In any case, why are political elites and media commentators in the US, Britain and other Western countries so concerned about the Ikhwan and its ideology in Egypt when they have no qualms about cooperating and collaborating with an Islamic state that adopts  an atavistic approach to law and marginalises women and non-Muslim minorities? Is it because Saudi Arabia is not only an unquestioningly loyal ally but is also totally subservient to US and Western hegemony?

 

In other words, it is not the ‘Islamic state’ or ‘Islamic law’ that is the problem. If the West is assured of acquiescence with its power and dominance, it would be quite happy to accept the Ikhwan. The US and other Western elites are not sure if the Ikhwan will reject their hegemony — as the Islamic Iranian leadership has done— and insist upon the independence and sovereignty of Egypt and the Arab people as a whole. Will the Ikhwan leaders follow the example of Hamas in Palestine and Hizbollah in Lebanon and pursue a principled position on the liberation of Palestinian and other Arab lands, and oppose Israel’s nefarious designs in the region?  Will the Ikhwan — as required by the Qur’an—privilege justice and the dignity of the oppressed and the victims of aggression over and above the interests of the US, British and Israeli elites?   Because these are worrying questions for those who seek to perpetuate their hegemony and their power, the Ikhwan and where it stands has become an issue.

 

  1. 5) Instead of focusing upon the Ikhwan, shouldn’t US and Israeli elites reflect on how they can play a constructive role in an Arab world that is asserting its dignity and its honour?

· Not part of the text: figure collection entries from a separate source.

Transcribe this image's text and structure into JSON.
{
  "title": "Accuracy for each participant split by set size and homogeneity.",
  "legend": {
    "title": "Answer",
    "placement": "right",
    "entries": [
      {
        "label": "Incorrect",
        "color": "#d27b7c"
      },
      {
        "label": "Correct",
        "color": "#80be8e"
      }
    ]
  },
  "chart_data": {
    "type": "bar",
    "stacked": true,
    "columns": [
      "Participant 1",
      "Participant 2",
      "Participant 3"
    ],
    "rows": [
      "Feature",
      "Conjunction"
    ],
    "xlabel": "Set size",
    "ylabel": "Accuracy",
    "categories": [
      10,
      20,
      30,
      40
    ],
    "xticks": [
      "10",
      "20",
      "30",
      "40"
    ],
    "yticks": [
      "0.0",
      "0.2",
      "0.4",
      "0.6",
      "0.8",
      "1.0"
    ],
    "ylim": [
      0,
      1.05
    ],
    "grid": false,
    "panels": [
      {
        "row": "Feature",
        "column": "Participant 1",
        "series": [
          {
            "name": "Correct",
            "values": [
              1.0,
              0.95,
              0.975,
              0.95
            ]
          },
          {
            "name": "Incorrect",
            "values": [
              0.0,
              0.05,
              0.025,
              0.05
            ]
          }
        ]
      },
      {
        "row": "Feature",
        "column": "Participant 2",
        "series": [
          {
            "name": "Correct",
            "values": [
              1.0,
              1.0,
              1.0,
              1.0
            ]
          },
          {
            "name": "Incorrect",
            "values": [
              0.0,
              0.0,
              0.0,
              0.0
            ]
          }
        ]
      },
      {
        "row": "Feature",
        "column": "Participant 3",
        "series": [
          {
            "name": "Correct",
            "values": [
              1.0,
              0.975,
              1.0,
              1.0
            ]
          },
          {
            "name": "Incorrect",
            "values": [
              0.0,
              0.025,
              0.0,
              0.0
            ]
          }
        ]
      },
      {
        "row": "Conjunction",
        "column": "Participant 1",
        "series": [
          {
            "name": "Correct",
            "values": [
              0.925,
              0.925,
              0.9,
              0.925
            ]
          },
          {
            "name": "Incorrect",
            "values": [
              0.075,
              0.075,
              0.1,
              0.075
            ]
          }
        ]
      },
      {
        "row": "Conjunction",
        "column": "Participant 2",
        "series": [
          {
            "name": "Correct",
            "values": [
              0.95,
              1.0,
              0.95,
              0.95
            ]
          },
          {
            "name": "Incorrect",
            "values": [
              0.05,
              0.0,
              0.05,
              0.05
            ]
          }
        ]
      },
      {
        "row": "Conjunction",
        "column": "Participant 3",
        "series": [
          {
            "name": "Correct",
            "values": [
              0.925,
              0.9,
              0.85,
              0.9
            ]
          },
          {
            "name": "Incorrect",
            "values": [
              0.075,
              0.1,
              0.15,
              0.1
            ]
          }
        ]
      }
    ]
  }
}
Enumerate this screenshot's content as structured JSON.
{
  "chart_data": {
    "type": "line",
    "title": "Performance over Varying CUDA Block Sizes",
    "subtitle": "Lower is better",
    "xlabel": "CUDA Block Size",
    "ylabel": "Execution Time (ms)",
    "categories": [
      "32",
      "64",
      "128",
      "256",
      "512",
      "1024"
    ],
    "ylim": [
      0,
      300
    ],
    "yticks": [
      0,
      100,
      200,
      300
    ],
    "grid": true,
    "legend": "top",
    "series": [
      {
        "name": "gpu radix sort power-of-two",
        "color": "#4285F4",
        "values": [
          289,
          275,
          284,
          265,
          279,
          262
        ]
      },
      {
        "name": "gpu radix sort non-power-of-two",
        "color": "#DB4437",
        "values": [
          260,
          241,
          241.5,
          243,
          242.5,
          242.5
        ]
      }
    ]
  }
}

This is precisely what they should be doing. If the people succeed in bringing about fundamental change in Tunisia, Egypt and other countries in WANA, US and Israeli elites cannot continue with their present policy of controlling, manipulating  and  dominating the region through elites who represent their interests more than the well-being of the Arab masses. They should adjust to the new realities on the ground.

 

In more concrete terms, this means justice for the Palestinians—- justice that they have been denied for the last 63 years. Palestinian refugees should be allowed to return to Israel and to a new Palestinian state on the West Bank and Gaza that will have East Jerusalem as its capital. Palestinian and other Arab prisoners in Israeli jails should be released. The Golan Heights should be returned in its entirety to Syria and the Sheba Farms should be restored to Lebanon. Israel should eliminate its nuclear weapons and WANA should be declared a nuclear weapons free zone. If the US is sincere about respecting and fulfilling the aspirations of the people of the region, it should coax, cajole and coerce Israel to take these measures.

 

As Israel moves towards peace based upon justice in a new WANA, all the states in the region should also accord formal recognition to Israel.

 

While the resolution of the Israel-Arab conflict will be the litmus test of whether or not the US is sincere in its attitude towards the Arab people, it will also have to show through deeds that it no longer seeks to perpetuate its political or economic hegemony anywhere in WANA. It should not try to maintain its political control over the region by ensuring that its proxies and agents are elected through the ballot-box. The US should also cease to use the International Monetary Fund (IMF), the World Bank and other such institutions and arrangements to push through neo-liberal capitalist policies and programmes that are clearly inimical to the people’s interest. Instead of trying to shape the destiny of the Arab world for its own hegemonic purpose, the US elite should learn to respect the autonomy and integrity of the people of WANA. It should allow them to harness their own religious and cultural strengths in order to construct their own future, guided by their own vision.